Khardan se quedó helado hasta los huesos. Mateo le había estado enseñando a ella lo que sabía. El joven brujo había intentado decírselo al califa, pero éste se había negado a escuchar; no quería saber nada. Magia de mujeres. O aún peor, magia de un
kafir
de una tierra lejana…

Entonces oyó una voz. La voz de Zohra. Sonaba extraña… ¡Estaba cantando!

Si una docena de soldados del amir, armados de cimitarras, se hubiesen precipitado a través de la puerta y lo hubiesen atacado allí donde estaba, Khardan se habría enfrentado a ellos con las manos vacías y no habría tenido ningún miedo. Pero aquel misterioso canturreo lo asustaba, lo hacía sentirse débil y tembloroso como un caballo que barrunta la llegada de un terremoto.

La voz sonaba bastante cerca, elevándose desde otra parte de la casa. El centro, calculó Khardan, recordando haber visto un patio abierto con el suelo de piedra. Ahora podría encontrarla fácilmente si lograba obligar a sus pies a que lo llevasen más allá en la escalinata de entrada. Entonces le vino la inquietante idea de que aún podría ser capaz de detenerla antes de que hiciese cualquier cosa temeraria o impetuosa. Khardan no estaba seguro de qué podía ser, pero él había visto una vez a aquella horrible criatura, un demonio de alguna especie, que Mateo había hecho venir desde Sul.

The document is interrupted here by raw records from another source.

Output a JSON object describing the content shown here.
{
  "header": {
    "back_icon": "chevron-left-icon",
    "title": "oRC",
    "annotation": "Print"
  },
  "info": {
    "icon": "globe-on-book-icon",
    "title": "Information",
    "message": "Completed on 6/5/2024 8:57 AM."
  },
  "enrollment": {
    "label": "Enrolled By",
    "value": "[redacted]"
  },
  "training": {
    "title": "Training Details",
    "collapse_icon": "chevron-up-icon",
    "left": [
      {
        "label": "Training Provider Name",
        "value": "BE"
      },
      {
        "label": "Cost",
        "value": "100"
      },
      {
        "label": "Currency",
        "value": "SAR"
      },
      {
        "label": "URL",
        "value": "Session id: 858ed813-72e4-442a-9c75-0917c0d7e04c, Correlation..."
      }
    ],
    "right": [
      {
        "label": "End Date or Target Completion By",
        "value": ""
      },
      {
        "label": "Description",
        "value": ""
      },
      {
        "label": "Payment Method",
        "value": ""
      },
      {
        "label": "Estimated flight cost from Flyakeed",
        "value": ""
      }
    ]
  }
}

Avanzando deprisa, sin preocuparle el ruido que pudiera hacer, Khardan recorrió los pasillos y descubrió que, tal como se había imaginado, el canto procedía del patio interior situado en el centro del edificio.

Se detuvo debajo de un arco de piedra. En el centro del patio había un gran estanque redondo, de más de cinco metros de circunferencia, con una pared de piedra que arrancaba desde el suelo hasta casi un metro de altura. Mucho tiempo atrás, aquel
hauz
había contenido agua para el uso doméstico, agua llevada hasta la casa, probablemente, por aquellos canales de los que Ibn Jad le había hablado. Pero aquello había sido hacía mucho tiempo. Ahora el estanque aparecía embozado de arena vertida allí por el viento en un intento, por parte del desierto, de reclamar lo que el hombre le había robado. Un gran montón de arena rebosaba por el borde del estanque formando una pequeña duna que cubría una parte del patio.

De pie, junto al reseco
hauz
, estaba Zohra, con la espalda vuelta hacia Khardan. Ella no lo veía y, por la poco natural rigidez de su postura, quizá tampoco lo habría visto aunque él se hubiera colocado en frente de ella. El califa se aproximó despacio a su esposa, esperando ver lo que estaba haciendo y hacerse una idea de cómo poner fin a ello.